We have 0.5 plus 0.5 plus 0.5, which is equal to 1.5.
So, betweenness for Dana is going to be 1.5, which is significantly lower
than what we computed for Cara, as expected it's four times lower.
So we can continue this process for the other nodes in the exact same way.
Let's let's look at Anna first.
So for Anna, we can intuitively see that she's
only going to lie on the shortest paths that involve Ben.
And further, she's going to lie on all
those shortest paths because for Anna to be
in the middle of a shortest path it's
going to have to come across through this way.
So from Cara, she's going to get one of one, because there's
only one shortest path to Ben that way, and she's on it.
From Dana, she's similarly going to get one of
one, because there's only one choice path to Ben.
From Evan, the same thing, one of one.
And from Frank, there's two ways, because he could go
either through Dana, or through Evan, so there's two of two.
Each of these are all equal to one, so therefore that's a total of four.
So that means the betweenness for Anna is going to be equal to four.
Now, for Ben, Ben doesn't lie on any
shortest paths because Ben is right at the end.
He's kind of a terminal point in the graph.
And therefore, the only shortest paths he's
going to lie on are ones where he's an
end point, you know, from Anna to Ben or from Cara to Ben, so forth.
But he's never going to be an intermediary point in any of the shortest paths.
Therefore, his betweenness is going to be zero.
So the betweenness for Ben, it's going to be equal to zero.
Now for Evan,
if you look at the structure of the graph, he's exactly the same as Dana, right?
So just by symmetry, you know that Evan
and Dana are going to have the same betweenness centrality.
And if you want to verify that, feel free to go through and
actually do the computation to figure out
what the betweenness centrality is for Evan.

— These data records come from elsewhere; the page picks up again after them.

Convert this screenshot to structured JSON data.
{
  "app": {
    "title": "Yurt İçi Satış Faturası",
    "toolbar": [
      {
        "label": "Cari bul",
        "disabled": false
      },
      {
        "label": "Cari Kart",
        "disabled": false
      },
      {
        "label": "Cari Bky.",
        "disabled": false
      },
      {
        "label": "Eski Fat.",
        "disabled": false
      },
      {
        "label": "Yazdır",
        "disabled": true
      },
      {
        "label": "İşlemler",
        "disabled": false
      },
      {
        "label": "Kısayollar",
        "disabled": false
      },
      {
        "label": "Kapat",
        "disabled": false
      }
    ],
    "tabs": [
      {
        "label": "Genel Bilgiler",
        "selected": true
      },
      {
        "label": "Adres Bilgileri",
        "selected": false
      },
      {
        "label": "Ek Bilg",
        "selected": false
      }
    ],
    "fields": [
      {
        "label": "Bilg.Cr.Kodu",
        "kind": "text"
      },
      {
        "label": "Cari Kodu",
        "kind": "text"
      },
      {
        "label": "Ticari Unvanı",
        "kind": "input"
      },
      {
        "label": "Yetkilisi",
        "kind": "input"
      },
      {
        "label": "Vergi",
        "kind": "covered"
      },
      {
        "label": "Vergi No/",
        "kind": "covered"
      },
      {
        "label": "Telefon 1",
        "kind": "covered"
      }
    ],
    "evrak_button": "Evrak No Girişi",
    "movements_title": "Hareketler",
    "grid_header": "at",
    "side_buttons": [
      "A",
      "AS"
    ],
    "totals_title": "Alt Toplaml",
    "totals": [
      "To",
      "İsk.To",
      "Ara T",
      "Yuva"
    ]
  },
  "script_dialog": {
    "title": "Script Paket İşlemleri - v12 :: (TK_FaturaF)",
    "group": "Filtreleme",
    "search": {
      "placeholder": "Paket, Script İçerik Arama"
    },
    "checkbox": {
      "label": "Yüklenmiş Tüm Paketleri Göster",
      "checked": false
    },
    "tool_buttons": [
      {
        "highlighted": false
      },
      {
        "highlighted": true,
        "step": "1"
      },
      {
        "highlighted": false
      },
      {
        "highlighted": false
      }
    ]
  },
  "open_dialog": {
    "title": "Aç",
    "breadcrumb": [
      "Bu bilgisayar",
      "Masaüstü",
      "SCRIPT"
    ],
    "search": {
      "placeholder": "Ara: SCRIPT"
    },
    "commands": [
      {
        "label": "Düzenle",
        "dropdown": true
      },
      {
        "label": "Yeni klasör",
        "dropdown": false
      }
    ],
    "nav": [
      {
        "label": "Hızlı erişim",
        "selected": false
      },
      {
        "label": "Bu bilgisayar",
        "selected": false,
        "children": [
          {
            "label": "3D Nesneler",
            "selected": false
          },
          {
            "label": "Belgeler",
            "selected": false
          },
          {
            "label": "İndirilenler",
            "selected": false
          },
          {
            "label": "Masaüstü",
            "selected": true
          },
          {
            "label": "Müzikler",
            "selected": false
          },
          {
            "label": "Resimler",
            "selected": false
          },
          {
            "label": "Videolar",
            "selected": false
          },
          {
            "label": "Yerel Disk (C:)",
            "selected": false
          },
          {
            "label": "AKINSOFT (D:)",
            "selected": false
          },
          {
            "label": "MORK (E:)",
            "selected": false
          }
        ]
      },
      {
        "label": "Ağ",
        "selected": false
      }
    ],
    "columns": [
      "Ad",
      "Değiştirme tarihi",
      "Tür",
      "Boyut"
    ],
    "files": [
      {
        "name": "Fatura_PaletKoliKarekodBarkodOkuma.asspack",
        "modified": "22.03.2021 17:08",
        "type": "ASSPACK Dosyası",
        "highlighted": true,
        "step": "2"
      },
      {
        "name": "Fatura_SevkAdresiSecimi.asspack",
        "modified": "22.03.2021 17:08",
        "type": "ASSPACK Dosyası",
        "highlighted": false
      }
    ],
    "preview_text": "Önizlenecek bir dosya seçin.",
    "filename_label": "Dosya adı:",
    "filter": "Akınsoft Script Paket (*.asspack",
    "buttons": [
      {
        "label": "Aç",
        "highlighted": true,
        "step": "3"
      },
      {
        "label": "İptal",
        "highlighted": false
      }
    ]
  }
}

But just note that Dan and Evan are really interchangeable here.
So the the betweenness
for Evan is going to be the same as what it
was for Dana, which is 1.5, same as Dana, we'll write.
And for Frank,
Frank doesn't lie on any shortest paths either, right?
The only way he's an intermediary is if it's
passing through him, in going from Dana to Evan.
But you would never do that, because you could go directly from Dana to Evan.
So the betweenness for him is going to be zero as well.
The betweenness of Frank is also going to be zero.
So we summarize the betweenness centrality values for each node
on the right here, which we just went through and computed.
So the new ranking is going to be Cara first, followed by Anna,
followed by a tie between Dana and Evan
in third place, followed by a tie between Ben and Frank
in last place.
Now, we can make two observations here; first is that now
Cara is by far the most important, which is what we wanted.
Her value's 50% higher than Anna's because four times 1.5 is going to give you six.
And it's four times larger than Dana and Evan.
And as we said, we wanted it to be significantly larger than theirs before.
And now, Anna is more important.
Anna is more important than Dana and Evan.
And we indicated that before, both
of these characteristics are likely desirable, so
we want Anna to be more important than both of them because of, because
of Anna's contribution, in terms of holding
the graph together, and additionally in terms
of Cara's contribution, so we really kind of would want to see this intuitively.
And we should also point out that it is possible
to compete betweenness centrality on the links rather than nodes.
So what we've done here is we've done it on
the nodes, and we've created the nodes as the values.
We can also do it to the links, right?
So you consider all the shortest paths that contain each valued link.
And it's really exactly the same procedure, and we're
not going to have time to detail it mathematically here.
And in this table here, we've just summarized what what we computed in terms
of for nodes just forgetting about links now in terms of betweenness for links.
Coming back to what we computed here, we did
for degrees of centrality, closeness centrality and betweenness centrality.
And, we we can, for each of the nodes, we have the value
of the centrality measure and also the rank they got based upon that.
And so we see all the way from degree to
betweenness how they're the permutation basically has, has gone from
what we thought wasn't really necessarily going to be to correct
to something that's seems to be correct, at least intuitively.
Now obviously closeness and betweenness centrality are
going to be more acceptable forms of measuring importance
than degree just like we saw page
rank being more the acceptable form than degree.
Between closest and betweenness you know, it's, it's sometimes going to
depend upon the situation, which one would, would be better.
Betweenness centrality is more complicated,
and it's probably more widely accepted.
But again, it's, it's not like you can say
one of them is necessarily better than the other.
That's not an that's not an unambiguous question.
[BLANK_AUDIO]